Health care is expensive for one simple reason: consumers rarely get to make choices based on actual costs and benefits. Whether you buy your own insurance, your employer provides it, or you both share the cost, you have very little control over the price you pay and even less incentive to control costs.

Premiums almost always increase even if you never file a claim, so what’s the point in trying to cut costs if you never see the savings? When you finally become sick or injured, you understandably figure, "Now I’m gonna get mine!"

We must come to grips with the economic realities of health care:

• Scarcity. Demand for health care will always exceed the money available to pay for it. For most of us with "normal" health care needs, the critical question is, "Would you rather make the tough choices for yourself or let politicians and bureaucrats make them for you?"

• Cost control. Prices are controlled either through competition or rationing. Except for emergency treatment, consumers savvy enough to purchase big screen TVs, cars or homes are shrewd enough to compare prices and services for health care. The alternative is for state or federal government to set a budget and use certain criteria — e.g., probability of survival, cost of treatment — to decide who has a chance to live and who is likely to die.

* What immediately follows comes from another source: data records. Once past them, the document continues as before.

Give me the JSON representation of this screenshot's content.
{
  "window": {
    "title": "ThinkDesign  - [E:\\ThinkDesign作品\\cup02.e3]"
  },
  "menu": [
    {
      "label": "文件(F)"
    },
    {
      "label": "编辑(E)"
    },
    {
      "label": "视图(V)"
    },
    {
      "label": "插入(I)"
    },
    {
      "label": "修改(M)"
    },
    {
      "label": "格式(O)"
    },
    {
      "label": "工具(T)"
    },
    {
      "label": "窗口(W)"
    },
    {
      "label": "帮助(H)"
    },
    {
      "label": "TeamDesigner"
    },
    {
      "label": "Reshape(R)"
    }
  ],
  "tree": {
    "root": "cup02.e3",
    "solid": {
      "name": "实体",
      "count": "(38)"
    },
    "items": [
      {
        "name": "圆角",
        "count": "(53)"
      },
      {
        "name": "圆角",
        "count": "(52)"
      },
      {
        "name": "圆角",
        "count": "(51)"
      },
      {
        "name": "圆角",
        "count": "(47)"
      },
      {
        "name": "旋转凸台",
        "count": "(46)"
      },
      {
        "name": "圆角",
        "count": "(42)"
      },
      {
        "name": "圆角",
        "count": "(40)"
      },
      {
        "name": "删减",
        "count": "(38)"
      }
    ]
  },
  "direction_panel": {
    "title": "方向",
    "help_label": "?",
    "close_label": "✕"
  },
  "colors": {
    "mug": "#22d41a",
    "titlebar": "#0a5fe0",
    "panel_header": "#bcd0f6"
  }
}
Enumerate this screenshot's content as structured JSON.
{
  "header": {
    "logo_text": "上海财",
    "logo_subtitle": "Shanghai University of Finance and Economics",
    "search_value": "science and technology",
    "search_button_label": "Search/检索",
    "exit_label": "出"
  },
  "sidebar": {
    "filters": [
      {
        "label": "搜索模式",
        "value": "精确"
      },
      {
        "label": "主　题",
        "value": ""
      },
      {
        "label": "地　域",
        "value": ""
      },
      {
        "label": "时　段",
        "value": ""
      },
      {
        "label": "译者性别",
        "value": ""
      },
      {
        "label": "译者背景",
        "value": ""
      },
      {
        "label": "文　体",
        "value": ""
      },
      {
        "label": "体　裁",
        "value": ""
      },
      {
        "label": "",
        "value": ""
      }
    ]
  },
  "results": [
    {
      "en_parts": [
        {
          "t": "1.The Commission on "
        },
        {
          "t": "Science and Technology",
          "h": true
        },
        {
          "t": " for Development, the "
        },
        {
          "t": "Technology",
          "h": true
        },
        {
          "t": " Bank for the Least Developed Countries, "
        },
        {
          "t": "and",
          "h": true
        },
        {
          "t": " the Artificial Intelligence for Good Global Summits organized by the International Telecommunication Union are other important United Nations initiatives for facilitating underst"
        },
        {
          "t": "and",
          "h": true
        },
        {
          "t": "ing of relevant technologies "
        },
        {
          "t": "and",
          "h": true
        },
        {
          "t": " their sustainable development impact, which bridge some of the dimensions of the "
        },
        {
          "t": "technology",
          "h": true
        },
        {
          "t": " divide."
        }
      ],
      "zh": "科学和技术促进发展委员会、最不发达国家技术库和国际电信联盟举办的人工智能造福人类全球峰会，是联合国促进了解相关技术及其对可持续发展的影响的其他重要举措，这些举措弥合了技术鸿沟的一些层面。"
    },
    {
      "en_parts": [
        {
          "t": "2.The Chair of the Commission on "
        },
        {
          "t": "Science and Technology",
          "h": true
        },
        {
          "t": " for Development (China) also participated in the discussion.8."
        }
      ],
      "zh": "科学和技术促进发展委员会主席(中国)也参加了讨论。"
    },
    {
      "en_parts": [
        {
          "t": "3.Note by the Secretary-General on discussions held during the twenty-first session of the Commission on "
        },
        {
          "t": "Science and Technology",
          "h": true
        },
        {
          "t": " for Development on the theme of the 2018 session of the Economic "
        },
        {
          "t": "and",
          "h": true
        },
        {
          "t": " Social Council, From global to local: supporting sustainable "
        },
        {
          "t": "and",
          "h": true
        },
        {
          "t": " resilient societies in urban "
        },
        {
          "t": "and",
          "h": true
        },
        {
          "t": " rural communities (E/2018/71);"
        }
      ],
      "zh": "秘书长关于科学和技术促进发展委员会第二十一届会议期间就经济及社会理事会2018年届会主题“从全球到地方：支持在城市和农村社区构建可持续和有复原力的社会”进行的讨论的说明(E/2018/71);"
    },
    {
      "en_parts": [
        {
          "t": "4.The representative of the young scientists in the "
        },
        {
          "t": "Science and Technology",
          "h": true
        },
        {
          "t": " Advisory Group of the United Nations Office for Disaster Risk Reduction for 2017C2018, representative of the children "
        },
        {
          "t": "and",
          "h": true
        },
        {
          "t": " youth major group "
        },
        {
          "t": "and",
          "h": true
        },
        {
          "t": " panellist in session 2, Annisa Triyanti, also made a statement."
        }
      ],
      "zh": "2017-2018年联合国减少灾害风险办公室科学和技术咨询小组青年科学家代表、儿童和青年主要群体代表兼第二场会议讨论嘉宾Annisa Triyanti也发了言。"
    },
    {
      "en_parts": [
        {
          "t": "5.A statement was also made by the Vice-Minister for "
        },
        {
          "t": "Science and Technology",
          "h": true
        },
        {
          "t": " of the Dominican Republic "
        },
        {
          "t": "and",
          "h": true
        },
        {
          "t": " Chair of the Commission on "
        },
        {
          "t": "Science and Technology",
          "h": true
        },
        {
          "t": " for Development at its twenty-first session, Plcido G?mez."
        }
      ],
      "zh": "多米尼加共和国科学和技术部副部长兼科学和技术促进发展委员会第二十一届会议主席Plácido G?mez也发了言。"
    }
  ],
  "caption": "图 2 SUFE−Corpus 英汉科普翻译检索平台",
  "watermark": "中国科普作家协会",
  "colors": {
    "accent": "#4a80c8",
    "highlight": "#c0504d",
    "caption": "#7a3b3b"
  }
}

• Hardship. Because we will not deny care to the truly poor or needy, we must devise a simple, transparent system to provide adequate care for those who are either too poor or too sick to pay for it themselves. This system must be a only safety net and not a hammock.

For the entire history of our country, citizens have enjoyed the right to decide how to pay for health care. Now, because federal and state lawmakers have distorted the market and limited our choices, we must choose between insurance we can barely afford, no insurance at all, or welfare-style government care.

We are standing at the edge, about to be herded over a cliff, forced to "pick our poison": a law that mandates we buy insurance approved by politicians or a "single-payer plan" in which we all become rats doomed to navigate the maze of government bureaucracy.

Instead we should boldly demand that politicians, lobbyists, hospitals and insurance companies stop telling us what to do and instead give us the options and information we need to decide for ourselves.